虽然我一直是一个非常好胜的人,但当我感觉自己失去动力时,我不得不想方设法深入挖掘,并找到能量和决心,使我的动力保持在一个水平上,以努力克服它。在放射治疗期间,我学会了冥想,以应对疼痛。我向自己保证,在治疗期间,我会尽我所能过上正常人的生活。除了手术后的恢复期,我在整个治疗过程中都坚持工作。我很享受各种活动,比如每年 7 月 4 日全家去太浩湖旅行,尽管当时我正在化疗,手术后还在疼痛中。多琳和我在圆石滩度过了我们的 23 周年度假周末。我第一次在西班牙湾打高尔夫球。在离开比赛三年后,我还决定参加在普莱森顿举行的长距离驾驶地区预选赛。最终,我和我的球友以 333 杆的成绩获得了参加在内华达州梅斯基特举行的西部地区赛的资格。虽然我没有去内华达州参加比赛,但能获得参赛资格对我来说是一项巨大的成就。今年,我们全家还第一次参加了 ”生命接力 ”活动。当我妻子拿着一件 ”幸存者 ”衬衫走到我面前,希望我和 ”幸存者 ”组一起走完开场一圈时,我才幡然醒悟。直到那一刻,我才从这个角度来看待自己。
我强烈地感觉到,我得这种病是有特殊原因的。我觉得我被选中成为一名信使,传递宣传、教育和希望的信息。

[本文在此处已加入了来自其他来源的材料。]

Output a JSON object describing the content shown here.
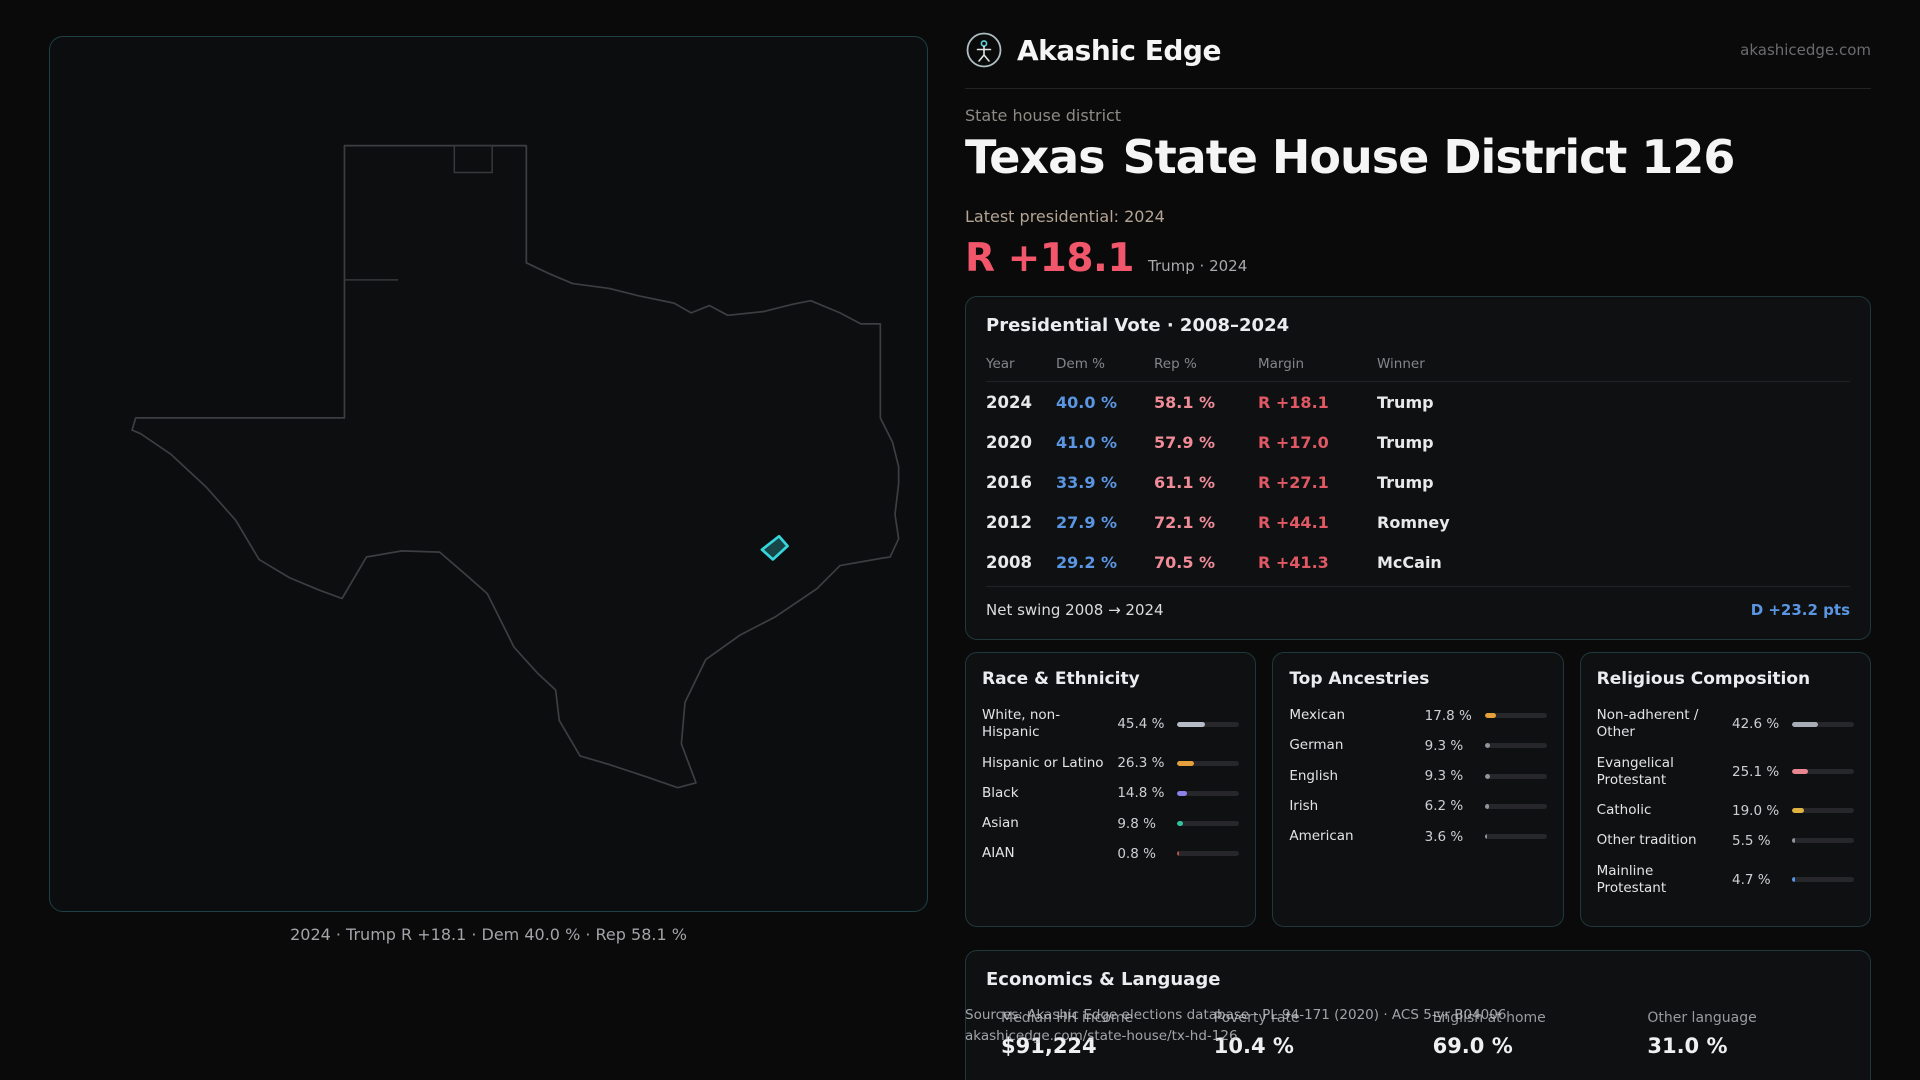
{
  "brand": {
    "name": "Akashic Edge",
    "domain": "akashicedge.com",
    "logo_icon": "circle-figure-logo"
  },
  "page": {
    "section_label": "State house district",
    "title_region": "Texas",
    "title_name": "State House District 126",
    "latest_label": "Latest presidential: 2024",
    "lead_margin": "R +18.1",
    "lead_context": "Trump · 2024"
  },
  "map": {
    "caption": "2024 · Trump R +18.1 · Dem 40.0 % · Rep 58.1 %",
    "state_name": "Texas",
    "marker_color": "#35d6dd",
    "outline_color": "#3d3d42"
  },
  "colors": {
    "dem_blue": "#5a96e3",
    "rep_pink": "#f08b98",
    "margin_red": "#e05864",
    "accent_red": "#f1566a",
    "accent_cyan": "#35d6dd"
  },
  "presidential_table": {
    "title": "Presidential Vote · 2008–2024",
    "columns": [
      "Year",
      "Dem %",
      "Rep %",
      "Margin",
      "Winner"
    ],
    "rows": [
      {
        "year": "2024",
        "dem": "40.0 %",
        "rep": "58.1 %",
        "margin": "R +18.1",
        "winner": "Trump"
      },
      {
        "year": "2020",
        "dem": "41.0 %",
        "rep": "57.9 %",
        "margin": "R +17.0",
        "winner": "Trump"
      },
      {
        "year": "2016",
        "dem": "33.9 %",
        "rep": "61.1 %",
        "margin": "R +27.1",
        "winner": "Trump"
      },
      {
        "year": "2012",
        "dem": "27.9 %",
        "rep": "72.1 %",
        "margin": "R +44.1",
        "winner": "Romney"
      },
      {
        "year": "2008",
        "dem": "29.2 %",
        "rep": "70.5 %",
        "margin": "R +41.3",
        "winner": "McCain"
      }
    ],
    "net_swing_label": "Net swing 2008 → 2024",
    "net_swing_value": "D +23.2 pts"
  },
  "race_card": {
    "title": "Race & Ethnicity",
    "rows": [
      {
        "label": "White, non-Hispanic",
        "value": "45.4 %",
        "pct": 45.4,
        "color": "#b7bdc6"
      },
      {
        "label": "Hispanic or Latino",
        "value": "26.3 %",
        "pct": 26.3,
        "color": "#e5a03b"
      },
      {
        "label": "Black",
        "value": "14.8 %",
        "pct": 14.8,
        "color": "#8c82ea"
      },
      {
        "label": "Asian",
        "value": "9.8 %",
        "pct": 9.8,
        "color": "#2ec4a0"
      },
      {
        "label": "AIAN",
        "value": "0.8 %",
        "pct": 0.8,
        "color": "#b5524c"
      }
    ]
  },
  "ancestry_card": {
    "title": "Top Ancestries",
    "rows": [
      {
        "label": "Mexican",
        "value": "17.8 %",
        "pct": 17.8,
        "color": "#e5a03b"
      },
      {
        "label": "German",
        "value": "9.3 %",
        "pct": 9.3,
        "color": "#8f959d"
      },
      {
        "label": "English",
        "value": "9.3 %",
        "pct": 9.3,
        "color": "#8f959d"
      },
      {
        "label": "Irish",
        "value": "6.2 %",
        "pct": 6.2,
        "color": "#8f959d"
      },
      {
        "label": "American",
        "value": "3.6 %",
        "pct": 3.6,
        "color": "#8f959d"
      }
    ]
  },
  "religion_card": {
    "title": "Religious Composition",
    "rows": [
      {
        "label": "Non-adherent / Other",
        "value": "42.6 %",
        "pct": 42.6,
        "color": "#a9aeb6"
      },
      {
        "label": "Evangelical Protestant",
        "value": "25.1 %",
        "pct": 25.1,
        "color": "#e98691"
      },
      {
        "label": "Catholic",
        "value": "19.0 %",
        "pct": 19.0,
        "color": "#e0b23f"
      },
      {
        "label": "Other tradition",
        "value": "5.5 %",
        "pct": 5.5,
        "color": "#8f959d"
      },
      {
        "label": "Mainline Protestant",
        "value": "4.7 %",
        "pct": 4.7,
        "color": "#5a96e3"
      }
    ]
  },
  "economics_card": {
    "title": "Economics & Language",
    "stats": [
      {
        "label": "Median HH income",
        "value": "$91,224"
      },
      {
        "label": "Poverty rate",
        "value": "10.4 %"
      },
      {
        "label": "English at home",
        "value": "69.0 %"
      },
      {
        "label": "Other language",
        "value": "31.0 %"
      }
    ]
  },
  "footer": {
    "line1": "Sources: Akashic Edge elections database · PL 94-171 (2020) · ACS 5-yr B04006",
    "line2": "akashicedge.com/state-house/tx-hd-126"
  }
}
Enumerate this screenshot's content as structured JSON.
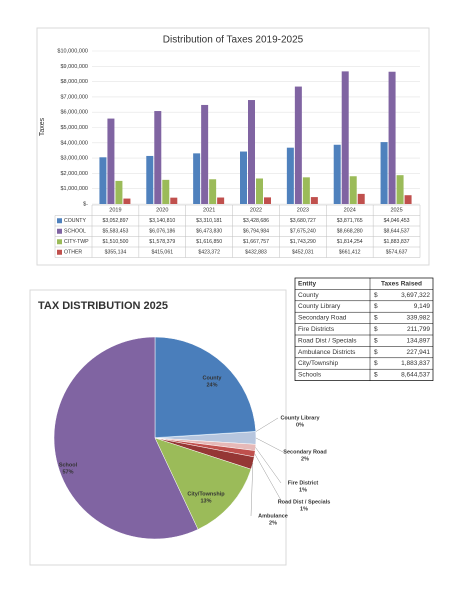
{
  "chart_data": [
    {
      "type": "bar",
      "title": "Distribution of Taxes 2019-2025",
      "y_label": "Taxes",
      "categories": [
        "2019",
        "2020",
        "2021",
        "2022",
        "2023",
        "2024",
        "2025"
      ],
      "series": [
        {
          "name": "COUNTY",
          "color": "#4f81bd",
          "values": [
            3052897,
            3140810,
            3310181,
            3428686,
            3680727,
            3871765,
            4046453
          ],
          "value_labels": [
            "$3,052,897",
            "$3,140,810",
            "$3,310,181",
            "$3,428,686",
            "$3,680,727",
            "$3,871,765",
            "$4,046,453"
          ]
        },
        {
          "name": "SCHOOL",
          "color": "#8064a2",
          "values": [
            5583453,
            6076186,
            6473830,
            6794984,
            7675240,
            8668280,
            8644537
          ],
          "value_labels": [
            "$5,583,453",
            "$6,076,186",
            "$6,473,830",
            "$6,794,984",
            "$7,675,240",
            "$8,668,280",
            "$8,644,537"
          ]
        },
        {
          "name": "CITY-TWP",
          "color": "#9bbb59",
          "values": [
            1510500,
            1578379,
            1616850,
            1667757,
            1743290,
            1814254,
            1883837
          ],
          "value_labels": [
            "$1,510,500",
            "$1,578,379",
            "$1,616,850",
            "$1,667,757",
            "$1,743,290",
            "$1,814,254",
            "$1,883,837"
          ]
        },
        {
          "name": "OTHER",
          "color": "#c0504d",
          "values": [
            355134,
            415061,
            423372,
            432883,
            452031,
            661412,
            574637
          ],
          "value_labels": [
            "$355,134",
            "$415,061",
            "$423,372",
            "$432,883",
            "$452,031",
            "$661,412",
            "$574,637"
          ]
        }
      ],
      "ylim": [
        0,
        10000000
      ],
      "yticks": [
        {
          "value": 0,
          "label": "$-"
        },
        {
          "value": 1000000,
          "label": "$1,000,000"
        },
        {
          "value": 2000000,
          "label": "$2,000,000"
        },
        {
          "value": 3000000,
          "label": "$3,000,000"
        },
        {
          "value": 4000000,
          "label": "$4,000,000"
        },
        {
          "value": 5000000,
          "label": "$5,000,000"
        },
        {
          "value": 6000000,
          "label": "$6,000,000"
        },
        {
          "value": 7000000,
          "label": "$7,000,000"
        },
        {
          "value": 8000000,
          "label": "$8,000,000"
        },
        {
          "value": 9000000,
          "label": "$9,000,000"
        },
        {
          "value": 10000000,
          "label": "$10,000,000"
        }
      ],
      "grid": true
    },
    {
      "type": "pie",
      "title": "TAX DISTRIBUTION 2025",
      "categories": [
        "County",
        "County Library",
        "Secondary Road",
        "Fire District",
        "Road Dist / Specials",
        "Ambulance",
        "City/Township",
        "School"
      ],
      "values": [
        24,
        0,
        2,
        1,
        1,
        2,
        13,
        57
      ],
      "value_labels": [
        "24%",
        "0%",
        "2%",
        "1%",
        "1%",
        "2%",
        "13%",
        "57%"
      ],
      "colors": [
        "#4a7ebb",
        "#9dc3e6",
        "#b7c6de",
        "#e6b9b8",
        "#c0504d",
        "#953735",
        "#9bbb59",
        "#8064a2"
      ]
    }
  ],
  "table": {
    "header": [
      "Entity",
      "Taxes Raised"
    ],
    "rows": [
      [
        "County",
        "$",
        "3,697,322"
      ],
      [
        "County Library",
        "$",
        "9,149"
      ],
      [
        "Secondary Road",
        "$",
        "339,982"
      ],
      [
        "Fire Districts",
        "$",
        "211,799"
      ],
      [
        "Road Dist / Specials",
        "$",
        "134,897"
      ],
      [
        "Ambulance Districts",
        "$",
        "227,941"
      ],
      [
        "City/Township",
        "$",
        "1,883,837"
      ],
      [
        "Schools",
        "$",
        "8,644,537"
      ]
    ]
  }
}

如果我听从了第一个想给我动手术的医生的建议,我现在的生活会大不一样。我常常在想,有多少人可能会相信他,毫无疑问地接受他的 ”唯一选择”。我的一些亲朋好友也因为我的信息而接受了检查。这些朋友也发现,他们做出这个决定是件好事,因为他们发现了息肉和其他小问题。我希望能够在这方面开展一些工作,以帮助这项事业。我的家庭多次受到癌症的影响。自从我被诊断出癌症以来,我们一直深受感动。这是必须完成的重要工作。我的经历让我变得更加坚强。我非常幸运。我被许多伟大的人感动,他们在这段旅程中成为了我的新朋友。我没有一天不在诅咒自己患上癌症,同时也为自己能够患上癌症感到非常幸运。
康复后,我可以享受许多体育活动。在拍摄科隆达之前,我完成了 P90X 训练,以帮助恢复体形,现在这已经成为我日常生活的一部分。我还喜欢滑水、高尔夫、冲浪、健身、骑自行车等等。
我很幸运能获得第二次机会,结肠俱乐部给了我在科隆达改变生活的美好经历,也给了我分享自己的故事以帮助他人的机会。